Por: Lic. Karina Güitrón Ramos
Como sabes, durante la pubertad y la adolescencia se producen muchísimos cambios físicos y psicológicos en nuestro cuerpo. En la mayoría de nosotros estos cambios físicos van acompañados de cambios emocionales. Un ejemplo muy claro es sentirnos muy orgullosos y contentos con el hecho de que nos estamos haciendo adultos, con estos sentimientos positivos, también experimentamos sentimientos menos maravillosos. No es raro que te sientas melancólico, deprimido y muchas veces sin razón aparente. Parte de que sientas este tipo de sentimientos es responsabilidad de las nuevas hormonas que nuestro cuerpo produce en esta edad y que afectan a nuestras emociones.
Nuestro cuerpo y nuestras emociones necesitan algún tiempo para acomodarse a estos nuevos cambios, inclusive nuestra propia vida, en ocasiones, esto puede parecer abrumador, y nos hace sentirnos inseguros, ansiosos o deprimidos. Es completamente normal tener esta clase de sentimientos. Saber que otros chicos de tu edad sienten lo mismo no te hará sentirte mejor como por arte de magia, pero te ayudará a saber que no estás solo y que no eres el único que atraviesa por estos cambios.
La idea de ser más adulto e independiente puede resultar un poco amenazador, puede haber ocasiones, en que sentimos la impresión que las personas que nos rodean especialmente los papás impiden que se de este desarrollo, pero no significa necesariamente que tanto tú como tus papas estén tropezando con problemas de la pubertad y no poder llevarlos bien, inclusive tanto los papás como nosotros mismos no somos capaces de resolver y afrontar estos cambios que comienzan conflictos entre ellos y nosotros que pareciera una guerra total. Al principio de los años adolescentes aún eres dependiente de tus padres, pero al cabo que el tiempo transcurre se va estableciendo una nueva relación en donde llegarás en un futuro a ser totalmente independiente. Pero este cambio en la relación, donde pasas de dependiente a independiente, no suele producirse sin dificultades, y gran parte del enojo, tensión y otros sentimientos negativos que se pueden experimentar guardan relación con estos cambios.

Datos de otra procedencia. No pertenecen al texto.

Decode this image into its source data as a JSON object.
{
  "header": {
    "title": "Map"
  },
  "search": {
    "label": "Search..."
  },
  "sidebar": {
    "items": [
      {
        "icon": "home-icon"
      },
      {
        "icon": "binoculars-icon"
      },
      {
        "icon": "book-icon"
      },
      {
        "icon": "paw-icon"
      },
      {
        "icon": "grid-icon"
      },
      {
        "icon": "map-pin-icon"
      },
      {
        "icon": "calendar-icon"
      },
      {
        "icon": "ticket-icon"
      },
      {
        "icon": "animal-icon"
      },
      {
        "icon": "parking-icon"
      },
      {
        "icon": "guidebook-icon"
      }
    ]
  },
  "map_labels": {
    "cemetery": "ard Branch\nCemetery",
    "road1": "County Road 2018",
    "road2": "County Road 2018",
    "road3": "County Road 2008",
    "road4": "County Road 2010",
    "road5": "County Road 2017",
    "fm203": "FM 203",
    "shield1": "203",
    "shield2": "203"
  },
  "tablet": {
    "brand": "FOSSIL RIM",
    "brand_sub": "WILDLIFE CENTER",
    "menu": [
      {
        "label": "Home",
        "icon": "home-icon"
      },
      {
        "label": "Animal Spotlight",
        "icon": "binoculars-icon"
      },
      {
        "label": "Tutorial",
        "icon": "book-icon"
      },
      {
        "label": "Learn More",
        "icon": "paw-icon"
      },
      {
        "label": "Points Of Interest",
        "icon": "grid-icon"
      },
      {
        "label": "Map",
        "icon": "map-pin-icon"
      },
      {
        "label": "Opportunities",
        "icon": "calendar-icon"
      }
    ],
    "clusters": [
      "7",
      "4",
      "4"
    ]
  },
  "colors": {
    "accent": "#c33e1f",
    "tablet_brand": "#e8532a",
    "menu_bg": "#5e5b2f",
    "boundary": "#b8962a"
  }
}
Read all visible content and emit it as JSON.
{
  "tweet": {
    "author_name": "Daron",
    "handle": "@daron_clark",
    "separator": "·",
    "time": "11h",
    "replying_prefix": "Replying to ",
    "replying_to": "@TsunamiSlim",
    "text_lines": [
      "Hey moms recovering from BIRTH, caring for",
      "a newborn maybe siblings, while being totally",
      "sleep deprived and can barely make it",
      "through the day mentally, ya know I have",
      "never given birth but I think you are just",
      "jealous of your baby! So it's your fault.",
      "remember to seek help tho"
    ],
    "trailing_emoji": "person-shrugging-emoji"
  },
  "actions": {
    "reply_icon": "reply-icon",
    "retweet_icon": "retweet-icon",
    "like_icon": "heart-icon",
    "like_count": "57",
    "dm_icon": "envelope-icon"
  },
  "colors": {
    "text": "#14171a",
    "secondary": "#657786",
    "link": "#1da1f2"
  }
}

También la relación con nuestros amigos cambia, estos cambios pueden causar sentimientos de inseguridad, depresión y confusión, es muy probable que comiences a tener nuevos amigos y los antiguos amigos de la niñez los veas cada vez con menos frecuencia. Romper viejos lazos de amistad y establecer nuevos lazos no siempre resulta difícil, en ocasiones nos sentimos dentro y parte de un grupo, esto nos ayuda a sentirnos aceptados, menos inseguros y menos solos; pero en otras la aceptación para pertenecer a un grupo es complicada y podrías experimentar una sensación de soledad o de no querer hacer lo que los demás hacen, o bien sentirte obligado a actuar de cierta forma.
Otros de los cambios importantes que se experimentan en esta etapa de la vida es sin duda la relación y atracción al sexo opuesto, de repente todo ha cambiado, podemos enamorarnos de alguien, puede ser divertido o doloroso.
El paso hacia el estado adulto está lleno de experiencias de todo tipo, hay muchos cambios físicos, cambios de vida, cambios en nuestras relaciones, con nuestros padres, amigos y el sexo opuesto, todos estos cambios los tendrás que enfrentar y experimentar en mayor o menor medida, son parte de tu vida, de tu persona, de lo maravilloso que resulta convertirte en hombre o mujer.